There are two types of stuttering — developmental and neurogenic (brain trauma) — but, for the purposes of this discussion, we’re going to focus on developmental stuttering.
Stuttering typically develops in kids between the ages of 2 and 6 and it affects four times as many males as females.
The typical signs of stuttering include the following speech disfluencies:
- Repetition — repeating parts of words, like “sis-sis-sis-sister”
- Prolongation — drawing out a sound, like “phhhhhhhhhone”
- Blocks — pauses in speech
These symptoms typically develop as your child learns to speak, which can make diagnosing a stutter tricky because speech disfluencies are common (and normal) as children learn to communicate verbally. In fact, 5% of children may stutter for six months or more, but 75% of them outgrow the disorder by late childhood.
While the disfluencies we outline above are some of the more obvious signs of a stutter, you may also notice certain behaviors, such as excessive head nodding or eye blinking.
Treating a stutter
The first thing to understand about stuttering is that there is no “miracle cure,” but we have plenty of effective therapies that can help your child overcome their stutter.
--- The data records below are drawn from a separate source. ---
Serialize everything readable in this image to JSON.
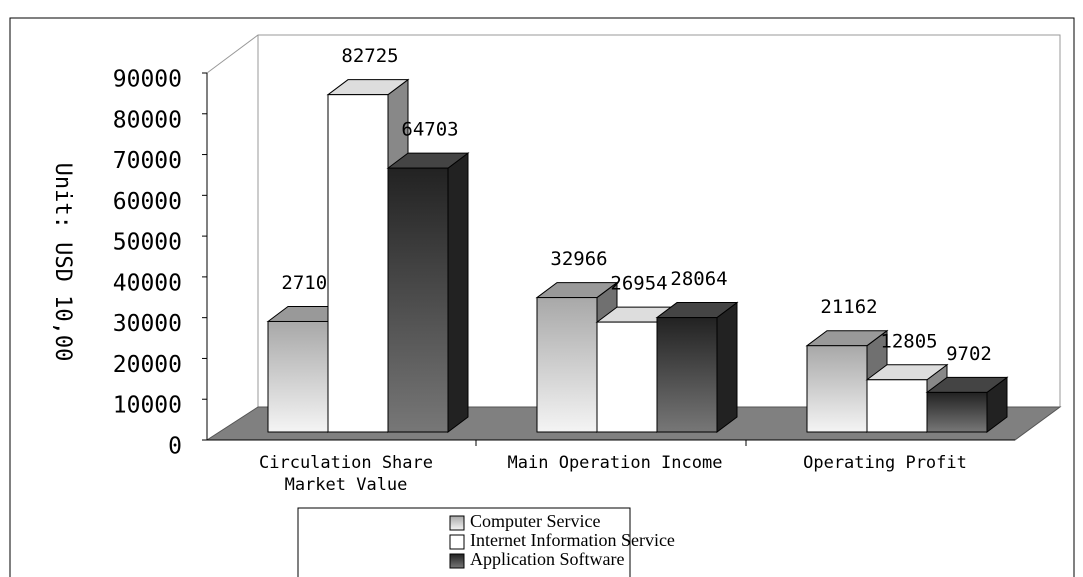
{
  "chart_data": {
    "type": "bar3d",
    "y_label": "Unit: USD 10,00",
    "categories": [
      "Circulation Share\nMarket Value",
      "Main Operation Income",
      "Operating Profit"
    ],
    "series": [
      {
        "name": "Computer Service",
        "color": "#c0c0c0",
        "values": [
          27104,
          32966,
          21162
        ]
      },
      {
        "name": "Internet Information Service",
        "color": "#ffffff",
        "values": [
          82725,
          26954,
          12805
        ]
      },
      {
        "name": "Application Software",
        "color": "#333333",
        "values": [
          64703,
          28064,
          9702
        ]
      }
    ],
    "ylim": [
      0,
      90000
    ],
    "yticks": [
      0,
      10000,
      20000,
      30000,
      40000,
      50000,
      60000,
      70000,
      80000,
      90000
    ]
  }
}
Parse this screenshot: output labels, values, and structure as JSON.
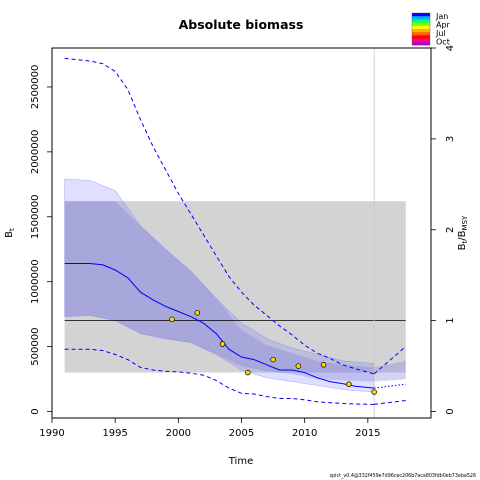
{
  "chart_data": {
    "type": "line",
    "title": "Absolute biomass",
    "xlabel": "Time",
    "ylabel_left": "B",
    "ylabel_left_sub": "t",
    "ylabel_right": "B",
    "ylabel_right_sub1": "t",
    "ylabel_right_mid": "/B",
    "ylabel_right_sub2": "MSY",
    "xlim": [
      1990,
      2020
    ],
    "ylim": [
      -50000,
      2800000
    ],
    "right_axis_ratio": 700000,
    "x_ticks": [
      1990,
      1995,
      2000,
      2005,
      2010,
      2015
    ],
    "y_ticks": [
      0,
      500000,
      1000000,
      1500000,
      2000000,
      2500000
    ],
    "y2_ticks": [
      0,
      1,
      2,
      3,
      4
    ],
    "footer": "spict_v0.4@332f459e7d96cec206b7aca803fdb0eb73eba526",
    "grey_rect": {
      "x0": 1991,
      "x1": 2018,
      "y0": 300000,
      "y1": 1620000
    },
    "bmsy_line": 700000,
    "vline_x": 2015.5,
    "ci_band_outer": {
      "x": [
        1991,
        1993,
        1995,
        1997,
        1999,
        2001,
        2003,
        2005,
        2007,
        2009,
        2011,
        2013,
        2015.5
      ],
      "lower": [
        730000,
        740000,
        700000,
        600000,
        560000,
        530000,
        440000,
        320000,
        260000,
        230000,
        200000,
        170000,
        150000
      ],
      "upper": [
        1790000,
        1780000,
        1700000,
        1430000,
        1250000,
        1080000,
        870000,
        680000,
        560000,
        490000,
        440000,
        390000,
        370000
      ]
    },
    "ci_band_inner": {
      "x": [
        1991,
        1993,
        1995,
        1997,
        1999,
        2001,
        2003,
        2005,
        2007,
        2009,
        2011,
        2013,
        2015.5,
        2018
      ],
      "lower": [
        730000,
        740000,
        700000,
        600000,
        560000,
        530000,
        440000,
        350000,
        310000,
        290000,
        250000,
        240000,
        230000,
        250000
      ],
      "upper": [
        1620000,
        1620000,
        1620000,
        1430000,
        1250000,
        1080000,
        870000,
        630000,
        510000,
        450000,
        390000,
        360000,
        340000,
        390000
      ]
    },
    "series": [
      {
        "name": "B",
        "style": "solid",
        "color": "#0000ff",
        "x": [
          1991,
          1993,
          1994,
          1995,
          1996,
          1997,
          1998,
          1999,
          2000,
          2001,
          2002,
          2003,
          2004,
          2005,
          2006,
          2007,
          2008,
          2009,
          2010,
          2011,
          2012,
          2013,
          2014,
          2015.5
        ],
        "values": [
          1140000,
          1140000,
          1130000,
          1090000,
          1030000,
          920000,
          860000,
          810000,
          770000,
          730000,
          680000,
          600000,
          480000,
          420000,
          400000,
          360000,
          320000,
          320000,
          300000,
          260000,
          230000,
          215000,
          195000,
          180000
        ]
      },
      {
        "name": "B upper CI",
        "style": "dashed",
        "color": "#0000ff",
        "x": [
          1991,
          1993,
          1994,
          1995,
          1996,
          1997,
          1998,
          1999,
          2000,
          2001,
          2002,
          2003,
          2004,
          2005,
          2006,
          2007,
          2008,
          2009,
          2010,
          2011,
          2012,
          2013,
          2014,
          2015.5
        ],
        "values": [
          2720000,
          2700000,
          2680000,
          2620000,
          2480000,
          2250000,
          2040000,
          1860000,
          1680000,
          1520000,
          1360000,
          1200000,
          1040000,
          920000,
          820000,
          740000,
          660000,
          590000,
          510000,
          450000,
          410000,
          360000,
          330000,
          290000
        ]
      },
      {
        "name": "B lower CI",
        "style": "dashed",
        "color": "#0000ff",
        "x": [
          1991,
          1993,
          1994,
          1995,
          1996,
          1997,
          1998,
          1999,
          2000,
          2001,
          2002,
          2003,
          2004,
          2005,
          2006,
          2007,
          2008,
          2009,
          2010,
          2011,
          2012,
          2013,
          2014,
          2015.5
        ],
        "values": [
          480000,
          480000,
          470000,
          440000,
          400000,
          340000,
          320000,
          310000,
          305000,
          295000,
          280000,
          240000,
          180000,
          140000,
          135000,
          115000,
          100000,
          100000,
          90000,
          75000,
          68000,
          62000,
          58000,
          55000
        ]
      },
      {
        "name": "B forecast",
        "style": "dotted",
        "color": "#0000ff",
        "x": [
          2015.5,
          2018
        ],
        "values": [
          180000,
          210000
        ]
      },
      {
        "name": "B forecast upper",
        "style": "dashed",
        "color": "#0000ff",
        "x": [
          2015.5,
          2018
        ],
        "values": [
          290000,
          500000
        ]
      },
      {
        "name": "B forecast lower",
        "style": "dashed",
        "color": "#0000ff",
        "x": [
          2015.5,
          2018
        ],
        "values": [
          55000,
          85000
        ]
      }
    ],
    "points": {
      "x": [
        1999.5,
        2001.5,
        2003.5,
        2005.5,
        2007.5,
        2009.5,
        2011.5,
        2013.5,
        2015.5
      ],
      "y": [
        710000,
        760000,
        520000,
        300000,
        400000,
        350000,
        360000,
        210000,
        150000
      ],
      "fill": "#ffd700",
      "stroke": "#000000"
    },
    "legend": {
      "placement": "top-right",
      "labels": [
        "Jan",
        "Apr",
        "Jul",
        "Oct"
      ],
      "colors": [
        "#0000ff",
        "#00b0ff",
        "#00ff80",
        "#80ff00",
        "#ffff00",
        "#ffb000",
        "#ff6000",
        "#ff0000",
        "#ff0080",
        "#c000c0"
      ]
    }
  }
}
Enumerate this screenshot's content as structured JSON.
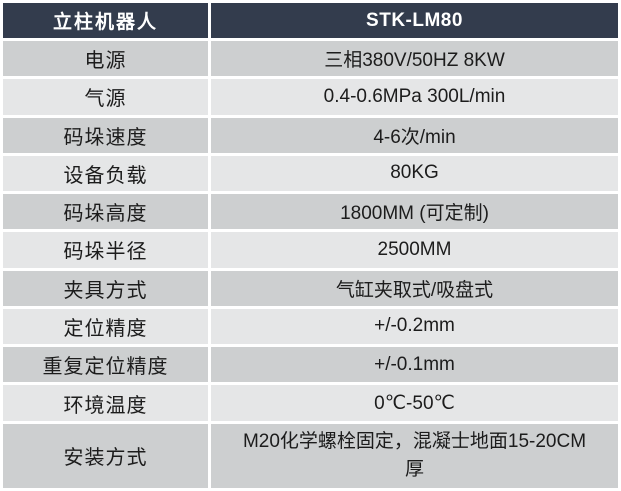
{
  "table": {
    "header": {
      "product_type": "立柱机器人",
      "model": "STK-LM80"
    },
    "rows": [
      {
        "label": "电源",
        "value": "三相380V/50HZ 8KW"
      },
      {
        "label": "气源",
        "value": "0.4-0.6MPa 300L/min"
      },
      {
        "label": "码垛速度",
        "value": "4-6次/min"
      },
      {
        "label": "设备负载",
        "value": "80KG"
      },
      {
        "label": "码垛高度",
        "value": "1800MM (可定制)"
      },
      {
        "label": "码垛半径",
        "value": "2500MM"
      },
      {
        "label": "夹具方式",
        "value": "气缸夹取式/吸盘式"
      },
      {
        "label": "定位精度",
        "value": "+/-0.2mm"
      },
      {
        "label": "重复定位精度",
        "value": "+/-0.1mm"
      },
      {
        "label": "环境温度",
        "value": "0℃-50℃"
      },
      {
        "label": "安装方式",
        "value": "M20化学螺栓固定，混凝士地面15-20CM厚"
      }
    ]
  },
  "colors": {
    "header_bg": "#333C4D",
    "header_text": "#FFFFFF",
    "row_dark": "#CDCFD0",
    "row_light": "#E5E6E7",
    "cell_text": "#1C1C1C",
    "divider": "#FFFFFF"
  }
}
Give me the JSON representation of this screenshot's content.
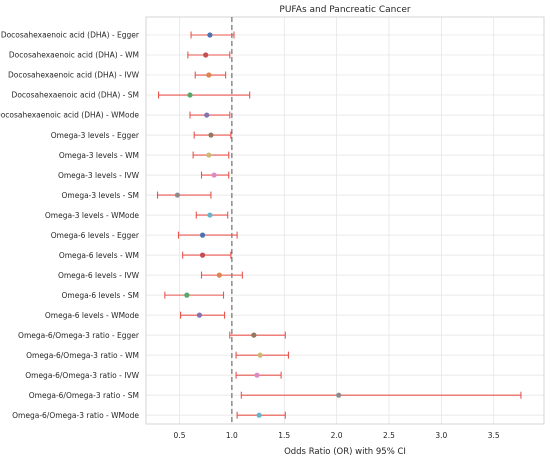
{
  "chart_data": {
    "type": "forest",
    "title": "PUFAs and Pancreatic Cancer",
    "xlabel": "Odds Ratio (OR) with 95% CI",
    "ylabel": "",
    "xlim": [
      0.18,
      3.98
    ],
    "xticks": [
      "0.5",
      "1.0",
      "1.5",
      "2.0",
      "2.5",
      "3.0",
      "3.5"
    ],
    "reference_line": 1.0,
    "grid": true,
    "ci_color": "#e8554e",
    "rows": [
      {
        "label": "Docosahexaenoic acid (DHA) - Egger",
        "or": 0.79,
        "lo": 0.61,
        "hi": 1.02,
        "color": "#4c72b0"
      },
      {
        "label": "Docosahexaenoic acid (DHA) - WM",
        "or": 0.75,
        "lo": 0.58,
        "hi": 0.98,
        "color": "#c44e52"
      },
      {
        "label": "Docosahexaenoic acid (DHA) - IVW",
        "or": 0.78,
        "lo": 0.65,
        "hi": 0.94,
        "color": "#dd8452"
      },
      {
        "label": "Docosahexaenoic acid (DHA) - SM",
        "or": 0.6,
        "lo": 0.3,
        "hi": 1.17,
        "color": "#55a868"
      },
      {
        "label": "Docosahexaenoic acid (DHA) - WMode",
        "or": 0.76,
        "lo": 0.6,
        "hi": 0.98,
        "color": "#8172b3"
      },
      {
        "label": "Omega-3 levels - Egger",
        "or": 0.8,
        "lo": 0.64,
        "hi": 0.99,
        "color": "#937860"
      },
      {
        "label": "Omega-3 levels - WM",
        "or": 0.78,
        "lo": 0.63,
        "hi": 0.97,
        "color": "#ccb974"
      },
      {
        "label": "Omega-3 levels - IVW",
        "or": 0.83,
        "lo": 0.71,
        "hi": 0.97,
        "color": "#da8bc3"
      },
      {
        "label": "Omega-3 levels - SM",
        "or": 0.48,
        "lo": 0.29,
        "hi": 0.8,
        "color": "#8c8c8c"
      },
      {
        "label": "Omega-3 levels - WMode",
        "or": 0.79,
        "lo": 0.66,
        "hi": 0.96,
        "color": "#64b5cd"
      },
      {
        "label": "Omega-6 levels - Egger",
        "or": 0.72,
        "lo": 0.49,
        "hi": 1.05,
        "color": "#4c72b0"
      },
      {
        "label": "Omega-6 levels - WM",
        "or": 0.72,
        "lo": 0.53,
        "hi": 0.99,
        "color": "#c44e52"
      },
      {
        "label": "Omega-6 levels - IVW",
        "or": 0.88,
        "lo": 0.71,
        "hi": 1.1,
        "color": "#dd8452"
      },
      {
        "label": "Omega-6 levels - SM",
        "or": 0.57,
        "lo": 0.36,
        "hi": 0.92,
        "color": "#55a868"
      },
      {
        "label": "Omega-6 levels - WMode",
        "or": 0.69,
        "lo": 0.51,
        "hi": 0.93,
        "color": "#8172b3"
      },
      {
        "label": "Omega-6/Omega-3 ratio - Egger",
        "or": 1.21,
        "lo": 0.98,
        "hi": 1.51,
        "color": "#937860"
      },
      {
        "label": "Omega-6/Omega-3 ratio - WM",
        "or": 1.27,
        "lo": 1.04,
        "hi": 1.54,
        "color": "#ccb974"
      },
      {
        "label": "Omega-6/Omega-3 ratio - IVW",
        "or": 1.24,
        "lo": 1.04,
        "hi": 1.47,
        "color": "#da8bc3"
      },
      {
        "label": "Omega-6/Omega-3 ratio - SM",
        "or": 2.02,
        "lo": 1.09,
        "hi": 3.76,
        "color": "#8c8c8c"
      },
      {
        "label": "Omega-6/Omega-3 ratio - WMode",
        "or": 1.26,
        "lo": 1.05,
        "hi": 1.51,
        "color": "#64b5cd"
      }
    ]
  }
}
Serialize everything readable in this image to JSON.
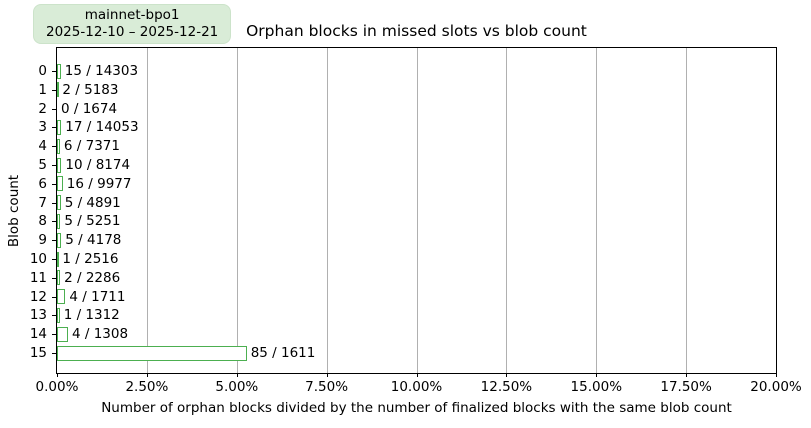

One of the keys to success is to address the problem during the earliest stages, so we urge you to come see us if your child:
- Has a stutter that lasts for more than six months
- Develops a stutter after the age of 3-½
- Has a stutter that grows progressively worse
- Has a close relative who stutters
- Avoids talking or tenses when they talk
When you and your child come in, we perform a complete evaluation of the problem and design an individualized speech therapy program, which may include:
- Fluency shaping exercises, such as singing, speaking aloud, speaking in unison
- Breathing exercises
- Learning to recognize when a disfluency is occurring and modifying speech
- Auditory feedback
We work one-on-one with your child, as well as within groups, which helps your child overcome any anxiety related to their speech.